Я привожу все эти примеры, потому что за «словесной» борьбой стояла жизненно важная ленинская борьба, — как говорится, не на жизнь, а на смерть — за бытие социализма на Руси. Весь лондонский период жизни Ленина прошел в этой борьбе. Но, кроме леса «уклонов», среди которого приходилось ему прорубать дорогу, стеной наступали на Ильича личные на него нападки. Человека, вошедшего в нашу эпоху безмерно деликатным и скромным, чутким и добрым, простым и равным — и любимым за это как никто другой на земле, — этого человека в чем только не обвиняли! В антидемократизме, догматизме, насилии над чужим мнением, желании диктаторства, зажиме критики, «литературщине»[79] и даже horribile dictu[80] — в создании культа своей персоны! Но на личные нападки Ильич отвечал почти равнодушно и даже с иронией. Когда кто-то спросил у него, что представляет собой группа «Борьба», он ответил репликой в «Искре», что это бывшие сотрудники «Зари», несколько статей которых редакция отклонила. Тогда они выступили в печати, «жалуясь на наш «недемократизм» и ратуя даже… против Personencultus! Как опытный человек, вы уже из одного этого, бесподобного и несравненного, словечка поймете, в чем тут суть»[81], — пишет Ильич и отсылает своего корреспондента посмотреть относительно «демократизма» в «Что делать?». Кстати сказать, «Personencultus»[82] — словечко немецкое. Переведя его у нас как «культ личности», мы лишили это слово его более узкого и мелкого смысла. В точности оно означает «персональный культ». Это далеко не совпадает со словом «личность», имеющим в нашем понимании более положительный и глубокий смысл, чем «персона», которая может и не быть личностью, а претендовать на культ по своему служебному положению. Применение этого немецкого словечка к Ленину было не только оскорбительно — оно было смешно по своей нелепости.
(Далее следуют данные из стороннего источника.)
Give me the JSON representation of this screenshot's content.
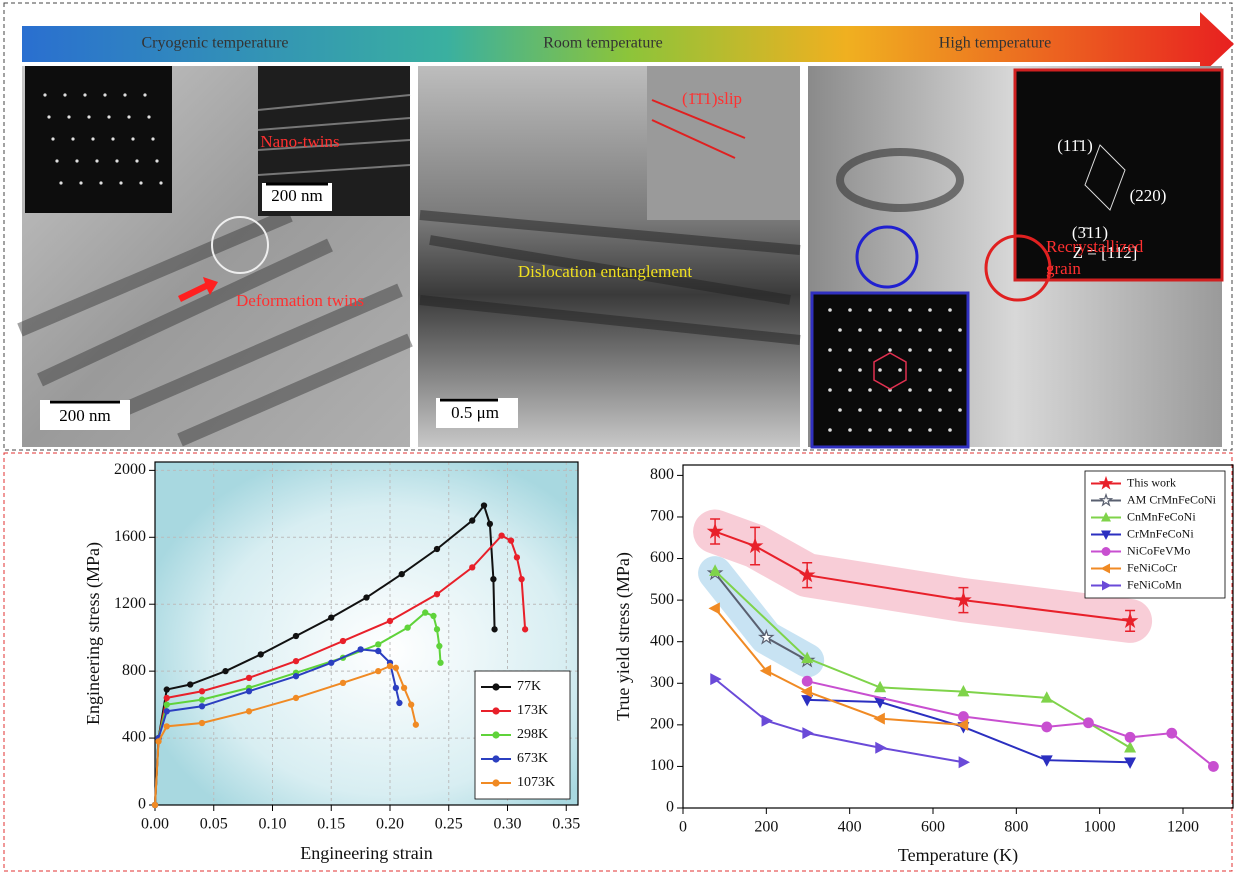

Вот почему Ленин иронически назвал его «бесподобным и несравненным». Но личные нападки не могли все же, вплетаясь в идейную борьбу, не запутывать этой борьбы, не изводить и не мучить его. «Нервы у Владимира Ильича так разгулялись, что он заболел тяжелой нервной болезнью — «священный огонь», которая заключается в том, что воспаляются кончики грудных и спинных нервов»[83], — писала в конце лондонского периода Надежда Константиновна.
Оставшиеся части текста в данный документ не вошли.